The sound generation unit is a driving device provided in the same housing as the sound collection unit,
The audio signal processing device according to claim 6, wherein the operation sound is a pulse-like mechanical drive sound that is generated when the operation of the drive device starts or ends.

The audio signal processing device according to claim 1, wherein a time length of the predetermined section, which is a processing unit of the audio signal, is longer than a time length of the pulse-like mechanical drive sound.

A sound collection unit that converts external sound into an audio signal;
A sound generation unit that is provided in the same housing as the sound collection unit and generates noise;
A first buffer memory for temporarily storing the audio signal input from the sound collection unit for each predetermined section;
A second buffer memory for temporarily storing the audio signal of the (n-1) th section immediately before the audio signal of the nth section stored in the first buffer memory;
Interpolation that generates an interpolated signal from at least the (n−1) th section audio signal stored in the second buffer memory when it is detected that the nth section audio signal contains noise. A signal generator;
Using the interpolation signal, a signal interpolation unit that interpolates the sound signal of the nth section including the noise;
An imaging apparatus comprising:

Temporarily storing the audio signal of the (n−1) th section stored in the first buffer memory in the second buffer memory;
Temporarily storing the input audio signal of the nth section in the first buffer memory;
When it is detected that the nth section audio signal stored in the first buffer memory includes noise, at least the n−1th section stored in the second buffer memory. Generating an interpolated signal from the audio signal of the section;
Using the interpolated signal to interpolate the audio signal of the nth section containing the noise;
An audio signal processing method comprising:

Temporarily storing the audio signal of the (n−1) th section stored in the first buffer memory in the second buffer memory;
Temporarily storing the input audio signal of the nth section in the first buffer memory;
When it is detected that the nth section audio signal stored in the first buffer memory includes noise, at least the n−1th section stored in the second buffer memory. Generating an interpolated signal from the audio signal of the section;
Using the interpolated signal to interpolate the audio signal of the nth section containing the noise;
A program that causes a computer to execute.

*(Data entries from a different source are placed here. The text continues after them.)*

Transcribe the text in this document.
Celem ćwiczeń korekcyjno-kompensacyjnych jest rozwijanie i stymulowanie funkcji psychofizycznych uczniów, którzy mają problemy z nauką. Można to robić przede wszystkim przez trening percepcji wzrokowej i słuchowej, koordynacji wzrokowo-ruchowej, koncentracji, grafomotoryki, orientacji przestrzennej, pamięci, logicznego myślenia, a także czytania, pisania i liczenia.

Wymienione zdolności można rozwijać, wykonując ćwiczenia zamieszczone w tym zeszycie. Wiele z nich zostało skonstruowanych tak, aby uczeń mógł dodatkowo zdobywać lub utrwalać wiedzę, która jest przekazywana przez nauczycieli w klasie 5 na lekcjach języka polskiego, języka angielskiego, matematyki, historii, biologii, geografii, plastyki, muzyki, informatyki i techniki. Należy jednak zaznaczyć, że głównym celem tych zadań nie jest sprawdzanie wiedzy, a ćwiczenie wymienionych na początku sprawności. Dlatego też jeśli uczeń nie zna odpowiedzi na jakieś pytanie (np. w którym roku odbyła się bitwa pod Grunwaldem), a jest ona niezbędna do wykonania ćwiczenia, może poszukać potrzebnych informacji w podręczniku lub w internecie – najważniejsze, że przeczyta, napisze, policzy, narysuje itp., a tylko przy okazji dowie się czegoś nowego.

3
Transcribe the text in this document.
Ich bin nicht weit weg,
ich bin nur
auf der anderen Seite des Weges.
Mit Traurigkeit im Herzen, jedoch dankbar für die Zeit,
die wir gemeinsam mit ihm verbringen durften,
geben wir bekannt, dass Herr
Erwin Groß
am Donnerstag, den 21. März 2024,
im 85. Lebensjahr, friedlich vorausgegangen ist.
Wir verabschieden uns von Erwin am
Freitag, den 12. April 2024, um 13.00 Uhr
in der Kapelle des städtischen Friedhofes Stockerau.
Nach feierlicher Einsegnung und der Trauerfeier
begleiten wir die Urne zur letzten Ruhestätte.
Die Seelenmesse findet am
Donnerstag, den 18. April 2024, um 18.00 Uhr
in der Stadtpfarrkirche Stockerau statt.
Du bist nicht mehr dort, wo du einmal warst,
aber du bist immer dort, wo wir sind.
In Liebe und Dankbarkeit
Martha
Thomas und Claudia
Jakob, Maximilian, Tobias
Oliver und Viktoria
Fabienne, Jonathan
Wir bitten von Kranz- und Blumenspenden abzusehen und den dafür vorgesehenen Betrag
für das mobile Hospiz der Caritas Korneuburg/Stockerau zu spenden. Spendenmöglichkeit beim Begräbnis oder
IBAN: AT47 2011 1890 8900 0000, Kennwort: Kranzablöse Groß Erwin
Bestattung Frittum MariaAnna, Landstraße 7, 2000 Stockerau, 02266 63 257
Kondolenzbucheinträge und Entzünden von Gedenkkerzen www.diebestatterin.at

Temporarily storing the audio signal of the (n−1) th section stored in the first buffer memory in the second buffer memory;
Temporarily storing the input audio signal of the nth section in the first buffer memory;
When it is detected that the nth section audio signal stored in the first buffer memory includes noise, at least the n−1th section stored in the second buffer memory. Generating an interpolated signal from the audio signal of the section;
Using the interpolated signal to interpolate the audio signal of the nth section containing the noise;
A computer-readable recording medium on which a program for causing a computer to execute is recorded.